As we can see, the `Table` read method has parsed that record array and created something similar to the `pandas` display we saw above; column headers with names, and a cleaner interface for viewing the data. We can now filter, if needed. Let'a find all sources within a narrow redshift ($z$) range.

In [50]:
filtered = table[(table['Z']>0.02)&(table['Z']<0.021)]
len(filtered)

2070

Don't worry about the syntax of that filtering yet, if you're unfamiliar, but an english translation might be "set the variable `filtered` to the table, indexed for rows such that the column `table['Z']` has a value greater than 0.02 and also such that the column `table['Z']` has a value less than 0.021." 

You might be wondering when to use `pandas` vs `astropy.Table`s to work with your data --- in truth, you can convert between them fairly easily, so whichever you are more comfortable with will ultimately be fine.

:::{note}
One caveat to this is that `pandas` cannot handle "cells" with multi-dimensional values, e.g., a row-column position can't have a value of a whole array. Some astronomical tables, *because* `astropy.Tables` can handle this, will store data that way. NSA is an example. Often, however, we only need a few columns, so whichever method we use to read the data in, we can extract those columns, create our own table, and move on.
:::

## ASDF (Advanced Science Data Format)

One new and up-and-coming data storage option is the `asdf` format. It is convenient because it stores data in a tree-like structure that, from the outside, looks exactly like a Python dictionary. This means that when we want to take some data we've been working with and save it to a file, instead of trying to format everything into columns and writing an ascii file, we can simply store things by column name in a dictionary and then drop it straight into the file:

In [None]:
import asdf
from asdf import AsdfFile
import numpy as np

tree = {
    'a': np.arange(0, 10),
    'b': np.arange(10, 20)
}

target = AsdfFile(tree)
target.write_to('target.asdf')

As we can see, any arrays we are working with we can name, drop into the tree dictionary, and ultimately write to the file. We can also add metadata -- either directly into the tree, or into a metadata dictionary which then gets added to the tree. Opening an `asdf` file is also simple:

In [None]:
with asdf.open("example.asdf") as af:
    tree = af.tree

This \code{tree} attribute contains the dictionary we saved above, so everything pops right back out. 

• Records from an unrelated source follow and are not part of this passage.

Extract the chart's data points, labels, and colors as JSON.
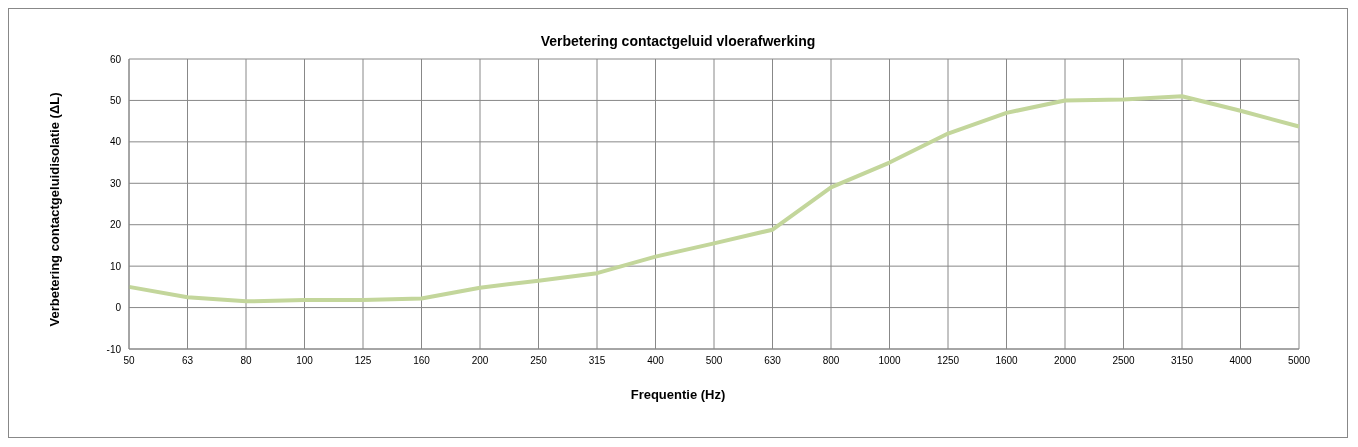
{
  "chart_data": {
    "type": "line",
    "title": "Verbetering contactgeluid vloerafwerking",
    "xlabel": "Frequentie (Hz)",
    "ylabel": "Verbetering contactgeluidisolatie (ΔL)",
    "categories": [
      "50",
      "63",
      "80",
      "100",
      "125",
      "160",
      "200",
      "250",
      "315",
      "400",
      "500",
      "630",
      "800",
      "1000",
      "1250",
      "1600",
      "2000",
      "2500",
      "3150",
      "4000",
      "5000"
    ],
    "series": [
      {
        "color": "#c3d69b",
        "values": [
          5,
          2.5,
          1.5,
          1.8,
          1.8,
          2.2,
          4.8,
          6.5,
          8.3,
          12.3,
          15.5,
          18.8,
          29,
          35,
          42,
          47,
          50,
          50.2,
          51,
          47.5,
          43.7
        ]
      }
    ],
    "ylim": [
      -10,
      60
    ],
    "yticks": [
      -10,
      0,
      10,
      20,
      30,
      40,
      50,
      60
    ],
    "grid": true,
    "marker": "none",
    "line_style": "solid"
  }
}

There's a lot more to `asdf` in terms of motivation and capability, but for our purposes at present, the important part is knowing how to pack and save, then open and unpack, data with this format. 

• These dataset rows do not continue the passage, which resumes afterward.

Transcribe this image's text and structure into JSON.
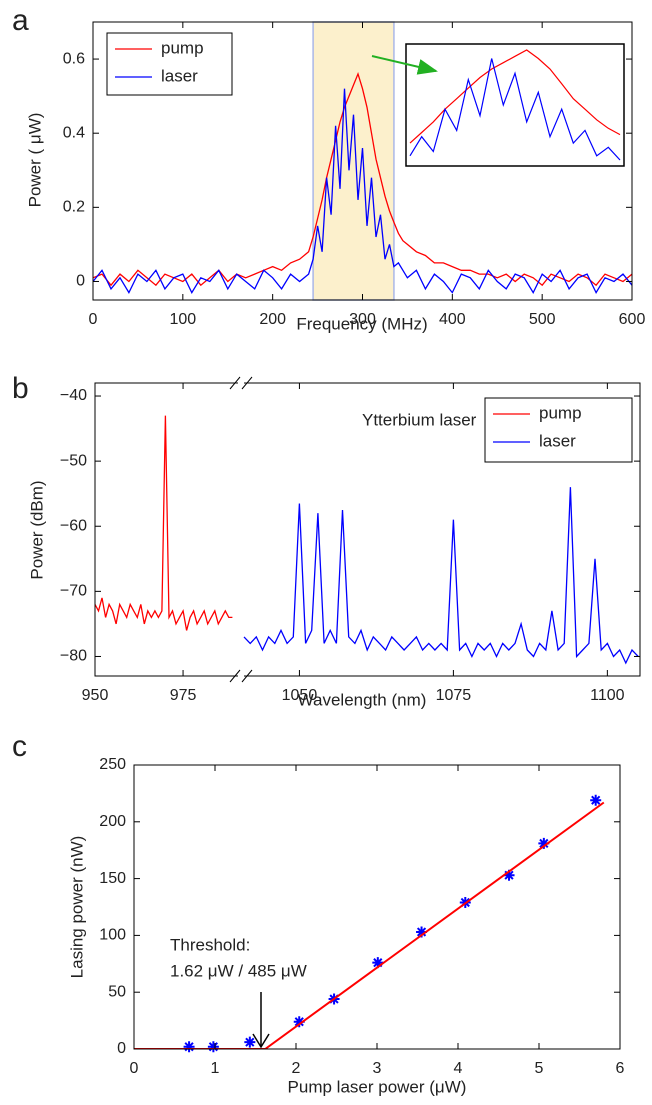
{
  "chart_data": [
    {
      "type": "line",
      "panel": "a",
      "xlabel": "Frequency (MHz)",
      "ylabel": "Power ( μW)",
      "xlim": [
        0,
        600
      ],
      "ylim": [
        -0.05,
        0.7
      ],
      "xticks": [
        0,
        100,
        200,
        300,
        400,
        500,
        600
      ],
      "yticks": [
        0,
        0.2,
        0.4,
        0.6
      ],
      "highlight": [
        245,
        335
      ],
      "inset": true,
      "legend": "upper left",
      "x": [
        0,
        10,
        20,
        30,
        40,
        50,
        60,
        70,
        80,
        90,
        100,
        110,
        120,
        130,
        140,
        150,
        160,
        170,
        180,
        190,
        200,
        210,
        220,
        230,
        240,
        245,
        250,
        255,
        260,
        265,
        270,
        275,
        280,
        285,
        290,
        295,
        300,
        305,
        310,
        315,
        320,
        325,
        330,
        335,
        340,
        345,
        350,
        360,
        370,
        380,
        390,
        400,
        410,
        420,
        430,
        440,
        450,
        460,
        470,
        480,
        490,
        500,
        510,
        520,
        530,
        540,
        550,
        560,
        570,
        580,
        590,
        600
      ],
      "series": [
        {
          "name": "pump",
          "color": "#ff0000",
          "values": [
            0.01,
            0.02,
            -0.01,
            0.02,
            0.0,
            0.03,
            0.01,
            -0.01,
            0.02,
            0.01,
            0.0,
            0.02,
            -0.01,
            0.01,
            0.03,
            0.0,
            0.02,
            0.01,
            0.02,
            0.03,
            0.04,
            0.03,
            0.05,
            0.06,
            0.08,
            0.12,
            0.17,
            0.22,
            0.28,
            0.33,
            0.38,
            0.43,
            0.47,
            0.5,
            0.53,
            0.56,
            0.52,
            0.47,
            0.4,
            0.33,
            0.28,
            0.23,
            0.19,
            0.16,
            0.13,
            0.11,
            0.1,
            0.08,
            0.07,
            0.05,
            0.05,
            0.04,
            0.03,
            0.03,
            0.02,
            0.02,
            0.01,
            0.02,
            0.0,
            0.02,
            0.01,
            -0.01,
            0.02,
            0.01,
            0.0,
            0.02,
            0.01,
            -0.01,
            0.02,
            0.01,
            0.0,
            0.02
          ]
        },
        {
          "name": "laser",
          "color": "#0000ff",
          "values": [
            0.0,
            0.03,
            -0.02,
            0.01,
            -0.03,
            0.02,
            0.0,
            0.03,
            -0.02,
            0.01,
            0.02,
            -0.03,
            0.01,
            0.0,
            0.03,
            -0.02,
            0.02,
            0.0,
            -0.02,
            0.03,
            0.01,
            -0.02,
            0.02,
            0.0,
            0.02,
            0.06,
            0.15,
            0.08,
            0.28,
            0.18,
            0.42,
            0.25,
            0.52,
            0.3,
            0.45,
            0.22,
            0.36,
            0.15,
            0.28,
            0.12,
            0.18,
            0.06,
            0.1,
            0.04,
            0.05,
            0.03,
            0.01,
            0.03,
            -0.02,
            0.02,
            0.0,
            -0.03,
            0.02,
            0.01,
            -0.02,
            0.03,
            0.0,
            -0.02,
            0.02,
            0.01,
            -0.03,
            0.02,
            0.0,
            0.03,
            -0.02,
            0.01,
            0.02,
            -0.03,
            0.01,
            0.0,
            0.02,
            -0.01
          ]
        }
      ]
    },
    {
      "type": "line",
      "panel": "b",
      "xlabel": "Wavelength (nm)",
      "ylabel": "Power (dBm)",
      "annotation": [
        "Ytterbium laser"
      ],
      "xlim": [
        [
          950,
          990.6
        ],
        [
          1041,
          1105.3
        ]
      ],
      "ylim": [
        -83,
        -38
      ],
      "xticks": [
        950,
        975,
        1050,
        1075,
        1100
      ],
      "yticks": [
        {
          "value": -40,
          "label": "−40"
        },
        {
          "value": -50,
          "label": "−50"
        },
        {
          "value": -60,
          "label": "−60"
        },
        {
          "value": -70,
          "label": "−70"
        },
        {
          "value": -80,
          "label": "−80"
        }
      ],
      "legend": "upper right",
      "series": [
        {
          "name": "pump",
          "color": "#ff0000",
          "x": [
            950,
            951,
            952,
            953,
            954,
            955,
            956,
            957,
            958,
            959,
            960,
            961,
            962,
            963,
            964,
            965,
            966,
            967,
            968,
            969,
            970,
            971,
            972,
            973,
            974,
            975,
            976,
            977,
            978,
            979,
            980,
            981,
            982,
            983,
            984,
            985,
            986,
            987,
            988,
            989
          ],
          "values": [
            -72,
            -73,
            -71,
            -74,
            -72,
            -73,
            -75,
            -72,
            -73,
            -74,
            -72,
            -73,
            -74,
            -72,
            -75,
            -73,
            -74,
            -73,
            -74,
            -73,
            -43,
            -74,
            -73,
            -75,
            -74,
            -73,
            -76,
            -74,
            -73,
            -75,
            -74,
            -73,
            -75,
            -74,
            -73,
            -75,
            -74,
            -73,
            -74,
            -74
          ]
        },
        {
          "name": "laser",
          "color": "#0000ff",
          "x": [
            1041,
            1042,
            1043,
            1044,
            1045,
            1046,
            1047,
            1048,
            1049,
            1050,
            1051,
            1052,
            1053,
            1054,
            1055,
            1056,
            1057,
            1058,
            1059,
            1060,
            1061,
            1062,
            1063,
            1064,
            1065,
            1066,
            1067,
            1068,
            1069,
            1070,
            1071,
            1072,
            1073,
            1074,
            1075,
            1076,
            1077,
            1078,
            1079,
            1080,
            1081,
            1082,
            1083,
            1084,
            1085,
            1086,
            1087,
            1088,
            1089,
            1090,
            1091,
            1092,
            1093,
            1094,
            1095,
            1096,
            1097,
            1098,
            1099,
            1100,
            1101,
            1102,
            1103,
            1104,
            1105
          ],
          "values": [
            -77,
            -78,
            -77,
            -79,
            -77,
            -78,
            -76,
            -78,
            -77,
            -56.5,
            -78,
            -76,
            -58,
            -78,
            -76,
            -78,
            -57.5,
            -77,
            -78,
            -76,
            -79,
            -77,
            -78,
            -79,
            -77,
            -78,
            -79,
            -78,
            -77,
            -79,
            -78,
            -79,
            -78,
            -79,
            -59,
            -79,
            -78,
            -80,
            -78,
            -79,
            -78,
            -80,
            -78,
            -79,
            -78,
            -75,
            -79,
            -80,
            -78,
            -79,
            -73,
            -79,
            -78,
            -54,
            -80,
            -79,
            -78,
            -65,
            -79,
            -78,
            -80,
            -79,
            -81,
            -79,
            -80
          ]
        }
      ]
    },
    {
      "type": "scatter",
      "panel": "c",
      "xlabel": "Pump laser power (μW)",
      "ylabel": "Lasing power (nW)",
      "annotation": [
        "Threshold:",
        "1.62 μW / 485 μW"
      ],
      "xlim": [
        0,
        6
      ],
      "ylim": [
        0,
        250
      ],
      "xticks": [
        0,
        1,
        2,
        3,
        4,
        5,
        6
      ],
      "yticks": [
        0,
        50,
        100,
        150,
        200,
        250
      ],
      "series": [
        {
          "color": "#0000ff",
          "marker": "star",
          "x": [
            0.68,
            0.98,
            1.43,
            2.04,
            2.47,
            3.01,
            3.55,
            4.09,
            4.63,
            5.06,
            5.7
          ],
          "values": [
            2,
            2,
            6,
            24,
            44,
            76,
            103,
            129,
            153,
            181,
            219
          ]
        },
        {
          "color": "#ff0000",
          "x": [
            0,
            1.62,
            5.8
          ],
          "values": [
            0,
            0,
            217
          ]
        }
      ]
    }
  ]
}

## HDF5 (Hierarchical Data Format 5)

The `hdf5` format is another new, semi-popular file standard. It structures its interior like a full file directory system, with "folders" and "files". To deal with `hdf5` files in Python, we need to use the `h5py` package, which handles the I/O operation for us. 

In [None]:
import h5py

f = h5py.File('example.hdf5', 'r') 
data_keys = list(f.keys())

From here, things will change depending on the file --- HDF5 stores things in "datasets," whose names will appear in that list of keys we just accessed. Assuming our example file key list had "dataset1" as one of the keys, we would then have

In [None]:
dataset1 = f['dataset1']

This dataset would be an object similar to, but not exactly, a `numpy` array. This object can be indexed and sliced like a `numpy` array. For many frameworks, however, it is beneficial to extract and convert these datasets into `numpy` before continuing further.

:::{tip}
More on datasets can be found here: https://docs.h5py.org/en/stable/high/dataset.html#dataset
:::